神鹿斑斓的皮毛收敛了光泽,四蹄踮着脚尖,生怕稍一用力便会震伤脚下的灵草;蛇王则盘成圈,鳞甲摩擦发出细碎的沙沙声,竖瞳紧盯着化形草,眸底跳动的火焰比烈日更灼人。
周遭的鹿群与蛇群早已退至百米外的密林,只留下满地狼藉的蹄印与蛇蜕。
姜凡、秦毅与叶无道伏在一株千年古树的虬结根系中,借着茂密的蕨类植物遮掩身形,呼吸都放得极轻。
“人体练成阵能将活人炼化为贤者之石,”
姜凡盯着那两团几乎要溢出血光的兽瞳,指尖无意识摩挲着掌心的炼金术阵纹,“那……化形后的妖兽,算活人吗?”
秦毅的灵眼重瞳微微震颤,他能看见化形草周围缠绕的浓郁生命精气,像两条发光的丝带,正一点点被双王的气息牵引:
“不好说,但这俩兽王的灵力强度,至少抵得上金丹期修士。
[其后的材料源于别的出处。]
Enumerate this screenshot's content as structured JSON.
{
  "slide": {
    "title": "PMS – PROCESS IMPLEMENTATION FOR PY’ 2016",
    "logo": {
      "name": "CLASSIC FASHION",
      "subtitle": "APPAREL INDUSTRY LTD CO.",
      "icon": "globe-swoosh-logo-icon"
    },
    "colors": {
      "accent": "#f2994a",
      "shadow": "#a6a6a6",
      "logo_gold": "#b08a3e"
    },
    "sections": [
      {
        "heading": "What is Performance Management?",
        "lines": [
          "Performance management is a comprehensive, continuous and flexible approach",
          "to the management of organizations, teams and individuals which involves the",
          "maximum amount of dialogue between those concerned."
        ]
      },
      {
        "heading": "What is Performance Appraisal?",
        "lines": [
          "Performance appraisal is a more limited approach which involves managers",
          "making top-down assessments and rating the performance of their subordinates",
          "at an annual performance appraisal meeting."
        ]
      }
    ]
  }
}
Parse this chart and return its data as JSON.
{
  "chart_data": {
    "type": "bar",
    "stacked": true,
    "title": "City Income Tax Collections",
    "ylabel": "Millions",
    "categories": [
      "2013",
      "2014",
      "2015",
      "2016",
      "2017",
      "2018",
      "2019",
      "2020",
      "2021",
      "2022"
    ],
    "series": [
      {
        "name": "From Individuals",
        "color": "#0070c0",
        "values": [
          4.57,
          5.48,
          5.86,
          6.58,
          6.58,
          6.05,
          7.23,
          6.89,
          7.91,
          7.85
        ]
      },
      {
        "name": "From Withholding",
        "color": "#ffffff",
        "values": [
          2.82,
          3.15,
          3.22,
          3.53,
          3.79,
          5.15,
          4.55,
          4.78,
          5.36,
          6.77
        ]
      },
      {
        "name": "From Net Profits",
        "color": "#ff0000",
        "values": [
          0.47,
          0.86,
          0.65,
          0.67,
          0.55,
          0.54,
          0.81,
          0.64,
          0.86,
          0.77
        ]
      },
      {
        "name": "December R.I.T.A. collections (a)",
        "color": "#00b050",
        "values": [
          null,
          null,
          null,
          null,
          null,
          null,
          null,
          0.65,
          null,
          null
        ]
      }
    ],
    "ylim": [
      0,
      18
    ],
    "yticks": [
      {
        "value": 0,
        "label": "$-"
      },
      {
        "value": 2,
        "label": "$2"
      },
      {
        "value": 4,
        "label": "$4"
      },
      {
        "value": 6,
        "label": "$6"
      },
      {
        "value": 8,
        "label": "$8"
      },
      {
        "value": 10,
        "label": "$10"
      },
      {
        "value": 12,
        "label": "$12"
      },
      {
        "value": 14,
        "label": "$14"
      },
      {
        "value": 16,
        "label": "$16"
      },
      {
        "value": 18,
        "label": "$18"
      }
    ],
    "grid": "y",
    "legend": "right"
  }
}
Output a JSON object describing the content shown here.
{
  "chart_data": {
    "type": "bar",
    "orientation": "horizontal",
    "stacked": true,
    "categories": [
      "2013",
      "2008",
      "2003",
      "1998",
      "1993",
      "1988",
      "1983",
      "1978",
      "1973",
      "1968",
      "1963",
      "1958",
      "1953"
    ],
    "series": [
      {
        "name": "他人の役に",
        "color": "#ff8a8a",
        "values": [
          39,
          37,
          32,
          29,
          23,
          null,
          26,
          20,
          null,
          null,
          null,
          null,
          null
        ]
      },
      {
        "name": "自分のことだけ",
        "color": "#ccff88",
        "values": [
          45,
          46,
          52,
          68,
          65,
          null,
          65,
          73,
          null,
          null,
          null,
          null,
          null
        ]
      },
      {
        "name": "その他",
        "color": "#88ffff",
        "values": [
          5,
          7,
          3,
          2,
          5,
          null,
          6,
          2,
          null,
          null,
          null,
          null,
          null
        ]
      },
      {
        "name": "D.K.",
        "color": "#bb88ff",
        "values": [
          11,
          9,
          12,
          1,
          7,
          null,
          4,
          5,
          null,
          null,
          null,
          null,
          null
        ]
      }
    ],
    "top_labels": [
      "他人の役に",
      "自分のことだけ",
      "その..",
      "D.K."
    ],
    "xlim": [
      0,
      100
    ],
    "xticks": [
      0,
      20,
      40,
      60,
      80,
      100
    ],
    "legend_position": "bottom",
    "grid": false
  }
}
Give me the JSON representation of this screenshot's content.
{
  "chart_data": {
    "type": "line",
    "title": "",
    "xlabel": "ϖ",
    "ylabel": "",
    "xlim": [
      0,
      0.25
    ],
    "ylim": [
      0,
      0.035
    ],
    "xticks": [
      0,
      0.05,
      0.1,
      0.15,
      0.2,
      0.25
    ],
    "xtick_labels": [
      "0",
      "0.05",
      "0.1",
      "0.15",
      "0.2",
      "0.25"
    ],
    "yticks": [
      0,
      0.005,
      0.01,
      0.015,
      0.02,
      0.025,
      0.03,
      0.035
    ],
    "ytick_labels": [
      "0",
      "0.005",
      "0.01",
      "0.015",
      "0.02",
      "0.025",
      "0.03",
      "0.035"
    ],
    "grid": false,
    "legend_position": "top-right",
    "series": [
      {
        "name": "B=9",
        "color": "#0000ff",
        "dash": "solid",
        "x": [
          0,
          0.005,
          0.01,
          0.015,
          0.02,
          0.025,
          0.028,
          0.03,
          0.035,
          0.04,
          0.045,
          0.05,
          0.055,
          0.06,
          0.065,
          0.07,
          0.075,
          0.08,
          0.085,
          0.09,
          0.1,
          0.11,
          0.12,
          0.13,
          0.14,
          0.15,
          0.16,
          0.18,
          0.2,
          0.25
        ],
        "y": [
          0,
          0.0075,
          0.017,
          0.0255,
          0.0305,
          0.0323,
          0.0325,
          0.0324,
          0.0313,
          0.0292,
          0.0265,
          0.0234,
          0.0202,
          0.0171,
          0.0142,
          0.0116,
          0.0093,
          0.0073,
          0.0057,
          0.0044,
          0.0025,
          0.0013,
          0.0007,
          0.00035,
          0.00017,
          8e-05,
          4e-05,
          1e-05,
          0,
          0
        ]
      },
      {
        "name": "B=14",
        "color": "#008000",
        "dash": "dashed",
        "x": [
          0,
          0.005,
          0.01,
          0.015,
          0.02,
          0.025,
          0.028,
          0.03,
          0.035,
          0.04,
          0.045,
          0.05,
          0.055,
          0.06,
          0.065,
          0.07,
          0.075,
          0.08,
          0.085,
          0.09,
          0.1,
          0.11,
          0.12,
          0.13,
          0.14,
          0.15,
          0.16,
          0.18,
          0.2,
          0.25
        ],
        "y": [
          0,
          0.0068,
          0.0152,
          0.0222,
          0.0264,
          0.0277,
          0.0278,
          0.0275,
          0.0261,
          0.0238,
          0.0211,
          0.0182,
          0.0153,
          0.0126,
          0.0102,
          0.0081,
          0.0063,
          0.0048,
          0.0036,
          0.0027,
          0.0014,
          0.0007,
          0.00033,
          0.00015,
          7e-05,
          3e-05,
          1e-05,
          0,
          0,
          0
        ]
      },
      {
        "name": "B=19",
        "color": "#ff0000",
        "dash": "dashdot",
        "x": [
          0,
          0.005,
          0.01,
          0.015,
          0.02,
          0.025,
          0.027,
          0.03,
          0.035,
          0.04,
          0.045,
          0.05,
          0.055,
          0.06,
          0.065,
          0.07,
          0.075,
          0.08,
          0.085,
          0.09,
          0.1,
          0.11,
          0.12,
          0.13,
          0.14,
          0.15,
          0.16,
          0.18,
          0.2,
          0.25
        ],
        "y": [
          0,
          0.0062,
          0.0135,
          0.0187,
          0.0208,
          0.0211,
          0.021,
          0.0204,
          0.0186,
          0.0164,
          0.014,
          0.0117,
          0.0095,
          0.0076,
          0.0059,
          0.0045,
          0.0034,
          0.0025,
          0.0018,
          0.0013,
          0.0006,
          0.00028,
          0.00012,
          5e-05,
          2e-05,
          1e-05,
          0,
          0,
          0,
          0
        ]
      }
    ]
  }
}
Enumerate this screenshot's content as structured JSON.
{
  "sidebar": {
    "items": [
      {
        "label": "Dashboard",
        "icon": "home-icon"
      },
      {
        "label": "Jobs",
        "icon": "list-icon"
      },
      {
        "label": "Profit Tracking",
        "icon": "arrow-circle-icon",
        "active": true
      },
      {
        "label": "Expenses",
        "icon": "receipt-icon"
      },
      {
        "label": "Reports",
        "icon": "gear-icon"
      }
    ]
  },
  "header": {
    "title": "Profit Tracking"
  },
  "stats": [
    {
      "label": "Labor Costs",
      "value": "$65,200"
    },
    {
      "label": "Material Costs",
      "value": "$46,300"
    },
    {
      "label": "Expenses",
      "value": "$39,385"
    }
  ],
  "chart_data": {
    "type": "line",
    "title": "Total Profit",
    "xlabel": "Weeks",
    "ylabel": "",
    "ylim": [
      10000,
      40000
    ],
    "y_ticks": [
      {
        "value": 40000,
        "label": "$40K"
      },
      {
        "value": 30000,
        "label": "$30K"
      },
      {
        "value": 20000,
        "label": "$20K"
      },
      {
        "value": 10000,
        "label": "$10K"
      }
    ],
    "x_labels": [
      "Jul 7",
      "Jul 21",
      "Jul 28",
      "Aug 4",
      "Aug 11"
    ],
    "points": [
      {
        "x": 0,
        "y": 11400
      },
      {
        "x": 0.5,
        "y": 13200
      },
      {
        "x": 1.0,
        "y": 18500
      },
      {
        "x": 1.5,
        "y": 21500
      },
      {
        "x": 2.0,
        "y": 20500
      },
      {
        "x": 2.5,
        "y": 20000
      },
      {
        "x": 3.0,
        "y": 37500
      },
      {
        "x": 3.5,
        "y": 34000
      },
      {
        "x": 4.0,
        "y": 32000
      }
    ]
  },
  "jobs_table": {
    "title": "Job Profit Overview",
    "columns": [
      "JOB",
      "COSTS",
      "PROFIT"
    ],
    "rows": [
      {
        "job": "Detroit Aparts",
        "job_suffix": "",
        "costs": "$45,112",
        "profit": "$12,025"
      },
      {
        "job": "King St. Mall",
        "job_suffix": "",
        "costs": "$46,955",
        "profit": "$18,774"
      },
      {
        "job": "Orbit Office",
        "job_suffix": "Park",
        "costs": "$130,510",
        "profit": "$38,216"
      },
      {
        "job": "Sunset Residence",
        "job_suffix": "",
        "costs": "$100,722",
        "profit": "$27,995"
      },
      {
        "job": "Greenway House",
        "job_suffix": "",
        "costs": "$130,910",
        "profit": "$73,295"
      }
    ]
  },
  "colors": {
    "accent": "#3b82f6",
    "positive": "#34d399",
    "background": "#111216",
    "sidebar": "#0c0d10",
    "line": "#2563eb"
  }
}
”
话音未落,化形草突然收敛了所有光华,草叶蜷缩成握拳的姿态,根茎处的轮廓骤然清晰,竟透出粉嫩的肌肤色泽,如同初生婴儿的光晕在草株周围轻轻搏动。
“成了!”
七彩神鹿与蛇王几乎同时低吟出声,声音里带着压抑了千年的狂喜。
它们没有丝毫犹豫,同时探身咬住化形草,连带着根部的泥土都嚼碎吞下,喉结滚动间,草叶的绿光在它们体内一闪而逝。
不过片刻功夫,双王体表突然腾起蒸腾的血色蒸汽,细密的血线从毛孔中喷射而出,在空气中凝成缕缕血丝。
但它们并未惊慌,神鹿屈膝伏卧,蛇王盘成密不透风的圆环,任由那些血线在体表交织、缠绕,最终凝固成两具巨大的血色茧房,深深扎根在泥土里,茧身还在微微起伏,仿佛巨型心脏在搏动。
蜕变不知要持续多久,但显然不会是一时三刻。
姜凡三人交换了个眼神,眼底同时闪过精光。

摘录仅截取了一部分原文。